The bias current value Io is a positive value, and its absolute value is larger than the absolute value of the control current value Ic. Therefore, the first exciting current value (Io + Ic) and the second exciting current value (Io-Ic) supplied from the control operation unit (14) to the DA converter (15) are always positive values, As the converter (15), an inexpensive positive unipolar input DA converter can be used.

When it is necessary to change the bias current value Io, the contents of the table (20) of the flash memory (17) can be rewritten by the personal computer (20). Also,
If necessary, use a personal computer (20) to
The control parameters of the magnetic bearing and the like stored in the table of (17) can be rewritten. However, the electromagnet control device (13) may not be connected to a computer such as a personal computer.

[Brief description of the drawings]

FIG. 1 is a configuration diagram of a main part of a magnetic bearing device showing a conventional example.

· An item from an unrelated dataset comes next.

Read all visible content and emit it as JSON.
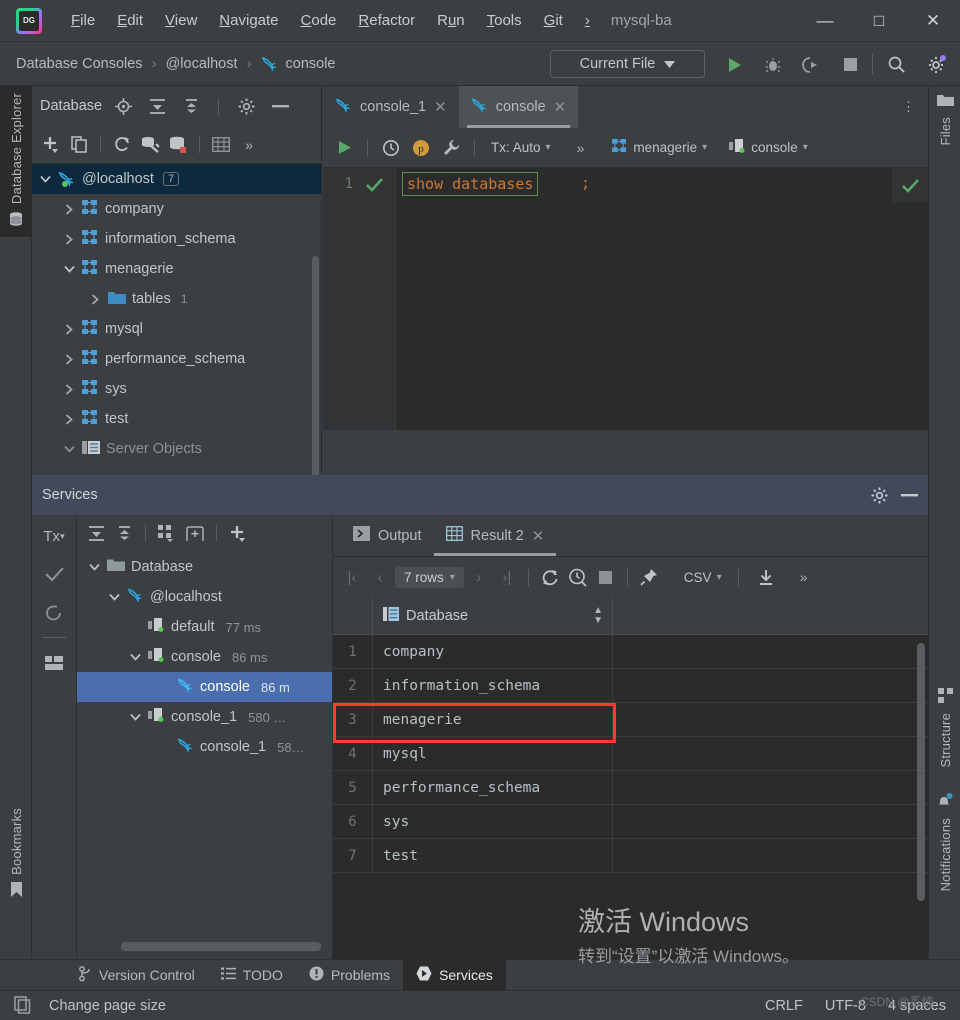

FIG. 2 is a configuration diagram of a main part of a magnetic bearing device according to an embodiment of the present invention.

[Explanation of symbols]

 (1) Rotating body (2) (3) Electromagnet (4) Displacement detector (13) Electromagnet controller (14) Control operation unit (17) Flash memory (20) Personal computer (22) Control current operation means (23) Excitation Current calculation means

Claims (3)

[Claims] 1. A pair of electromagnets which support a rotating body in a non-contact manner in the control axis direction while sandwiching the rotating body from both sides in a control axis direction, and displacement detecting means for detecting a displacement of the rotating body in the control axis direction. A control type magnetic bearing device comprising: an electromagnet control unit that controls an excitation current supplied to the pair of electromagnets based on a displacement detection signal from the displacement detection unit. A control current value for the pair of electromagnets is calculated based on the signal, a value obtained by adding a constant bias current value and the control current value is set as one excitation current value, and the control current value is subtracted from the bias current value. A control type magnetic bearing device comprising digital processing means for outputting the obtained value as the other exciting current value. 2. The control type magnetic bearing device according to claim 1, wherein a nonvolatile memory is connected to said digital processing means, and said bias current value is stored in said nonvolatile memory. 3. The control type magnetic bearing device according to claim 2, wherein said nonvolatile memory is connected to a computer, and said computer rewrites a bias current value stored in said nonvolatile memory.